6月に入ると、5月のさわやかな気候と打って変わって、蒸し暑い日が続き、やがて梅雨の季節となります。この梅雨の湿度の高い時期を乗り越えるために、昔から人々は生活の中に独特の工夫を凝らしてきました。典型は日本家屋です。
障子やふすまなどで仕切り、湿度の高い梅雨期から夏場には、開いたり外したりして、風通しをよくする工夫がなされました。その最たるものが正倉院の校倉です。現在に至るまで、貯蔵品の薬物、衣装、楽器などが無事保存されてきました。
湿気は人の健康にさまざまな影響を与えます。まず皮膚においては、水虫を悪化させ、筋肉や関節においては、腰痛、関節炎、リウマチ、腱鞘炎(けんしょうえん)、神経痛、片頭痛、浮腫などを起こしやすくします。内臓では胃腸系が特に影響を受けやすく、ガスがたまりやすく、腹部の脹りや下痢が起こりやすくなります。
このような、気象条件と病気の関係についての学問を「気象医学」とか「生気象学」と呼びますが、この分野の研究はごく最近になってやっと始まったばかりです。しかし漢方の分野では、2千年来、この問題はメインテーマとして研究されています。

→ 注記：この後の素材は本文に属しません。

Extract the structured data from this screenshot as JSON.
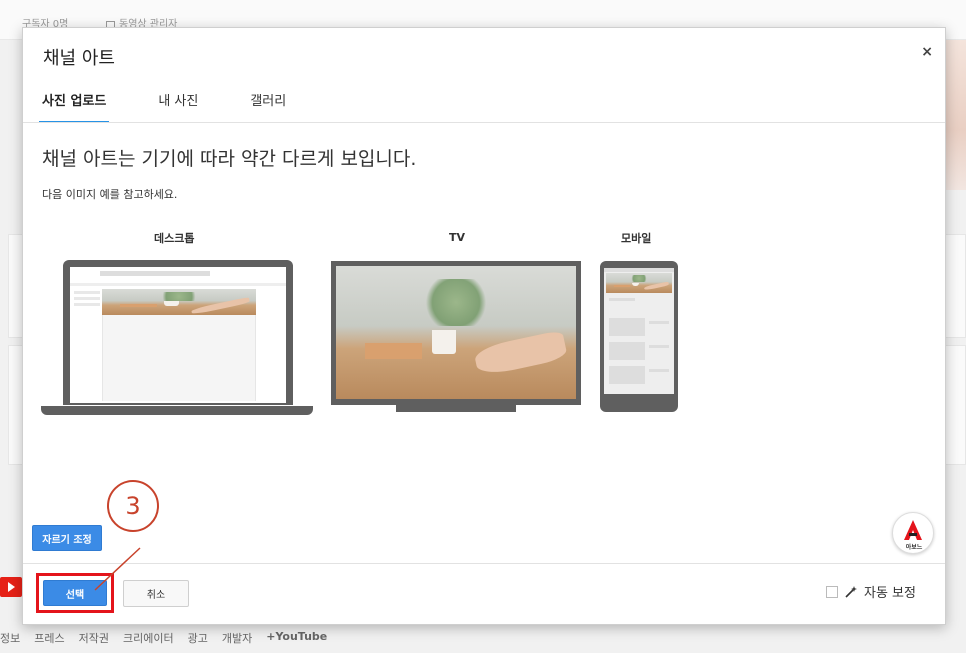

最近は水の健康ブームで、のどの渇きもないのに、血液をサラサラにすると称し、やたらと水を飲む人を見かけますが、これはイメージが先行している感があります。
人間の体は血液も体液もその濃度は常に一定に調節されるようにできています。もし水を多く取ることによって、血液の濃度が薄まるならば、ビールを大量に飲む人はみな貧血になってしまいます。
先に記した病気や、夜中に何度も小水に起きる人などは、むしろ水分の摂取を少し抑えたほうがよいのです。水の取り過ぎで夜間排尿が多い人は熟睡できず、高血圧にはかえって悪影響を及ぼします。むくんだり、関節に水がたまる人や、筋肉・関節が弱く、低気圧が近づき湿度が高まると悪化するような人も同様です。血液をサラサラにしたいならば、タマネギや黄緑野菜を多くとればよいのです。